There was no awful thunder of huge, bare feet pummeling the earth behind me in pursuit. I never even saw them again as I fled Snowdonia National Park and staggered into Llanfairfechan, breathless and sobbing like an infant, scared out of my wits. I stumbled up the lane and hurled myself into the pub of my hotel. The four old men were still there, nursing their beers and staring at the telly.

“You bastards,” I gasped. Their old heads snapped around, took one look at me, and they tumbled out of their chairs in their mad dash out of the bar.

I spent one more sleepless night in that hotel, eyes wide, waiting for the telltale thunder of young women’s footsteps come searching for me, but it didn’t happen. I checked out as soon as the sun was up, hurled my baggage into the rental car, and drove the long way around the national park to start that pub crawl from Swansea to Cardiff, killing time until I was safely back at work, under the protection of my wonderful boss.

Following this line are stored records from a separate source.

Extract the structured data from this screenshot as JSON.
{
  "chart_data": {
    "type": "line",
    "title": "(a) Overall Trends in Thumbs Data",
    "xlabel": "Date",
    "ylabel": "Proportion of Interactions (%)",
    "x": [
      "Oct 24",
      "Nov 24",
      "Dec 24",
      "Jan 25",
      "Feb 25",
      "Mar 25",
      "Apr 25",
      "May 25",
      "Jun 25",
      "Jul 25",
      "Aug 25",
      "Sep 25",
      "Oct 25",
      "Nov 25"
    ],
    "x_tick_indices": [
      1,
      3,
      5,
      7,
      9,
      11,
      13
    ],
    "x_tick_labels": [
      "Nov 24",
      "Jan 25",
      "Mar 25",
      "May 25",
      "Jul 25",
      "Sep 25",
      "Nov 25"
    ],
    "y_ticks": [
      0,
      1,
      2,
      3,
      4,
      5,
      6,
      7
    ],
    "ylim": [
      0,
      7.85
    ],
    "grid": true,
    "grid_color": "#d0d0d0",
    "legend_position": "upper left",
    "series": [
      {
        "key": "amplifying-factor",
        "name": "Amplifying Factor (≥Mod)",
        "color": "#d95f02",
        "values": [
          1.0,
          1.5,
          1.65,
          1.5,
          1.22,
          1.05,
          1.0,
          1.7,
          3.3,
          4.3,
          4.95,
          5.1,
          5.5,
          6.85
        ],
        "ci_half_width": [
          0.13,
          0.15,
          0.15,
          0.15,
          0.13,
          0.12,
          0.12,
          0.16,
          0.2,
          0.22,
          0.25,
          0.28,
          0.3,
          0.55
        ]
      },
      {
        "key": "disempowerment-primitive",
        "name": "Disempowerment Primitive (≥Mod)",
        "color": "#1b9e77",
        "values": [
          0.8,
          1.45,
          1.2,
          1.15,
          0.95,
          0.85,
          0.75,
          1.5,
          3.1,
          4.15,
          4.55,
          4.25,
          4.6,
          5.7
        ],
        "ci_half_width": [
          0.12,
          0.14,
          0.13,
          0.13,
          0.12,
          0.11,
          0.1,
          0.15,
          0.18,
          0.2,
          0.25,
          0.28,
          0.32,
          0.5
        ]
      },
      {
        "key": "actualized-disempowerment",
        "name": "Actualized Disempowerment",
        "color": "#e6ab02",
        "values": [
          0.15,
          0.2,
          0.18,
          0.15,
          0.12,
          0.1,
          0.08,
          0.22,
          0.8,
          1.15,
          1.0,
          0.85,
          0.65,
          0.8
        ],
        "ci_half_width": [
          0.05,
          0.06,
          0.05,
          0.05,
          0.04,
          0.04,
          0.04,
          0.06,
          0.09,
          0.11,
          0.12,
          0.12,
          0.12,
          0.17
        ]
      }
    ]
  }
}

4 thoughts on “The Game of Giantesses

  1. That was a brilliant read. I didn’t know what a laver cake is, and I do now. I’d do away with the seaweed and just have bacon grease-fried oatmeal cakes. It sounds delicious.
    I enjoyed the visuals you provided. I can see the fields and hills, and the ocean at a distance. I can almost smell the people and that sweat you break when you go for a long walk in a foreign country.
    I wonder why they didn’t chase him. They’re probably not new to tourists’ curiosity, and think better to ignore them. The townspeople probably keep them well fed, if they are already familiar with the smell of bacon. I like thinking one of them will show up at his place after he’s returned for a few weeks, enchanted as she was with his presence for that very short amount of time. Not sure how long it takes for three giantesses to swim across an ocean, but it has to be less time than it takes them to screw in a lightbulb.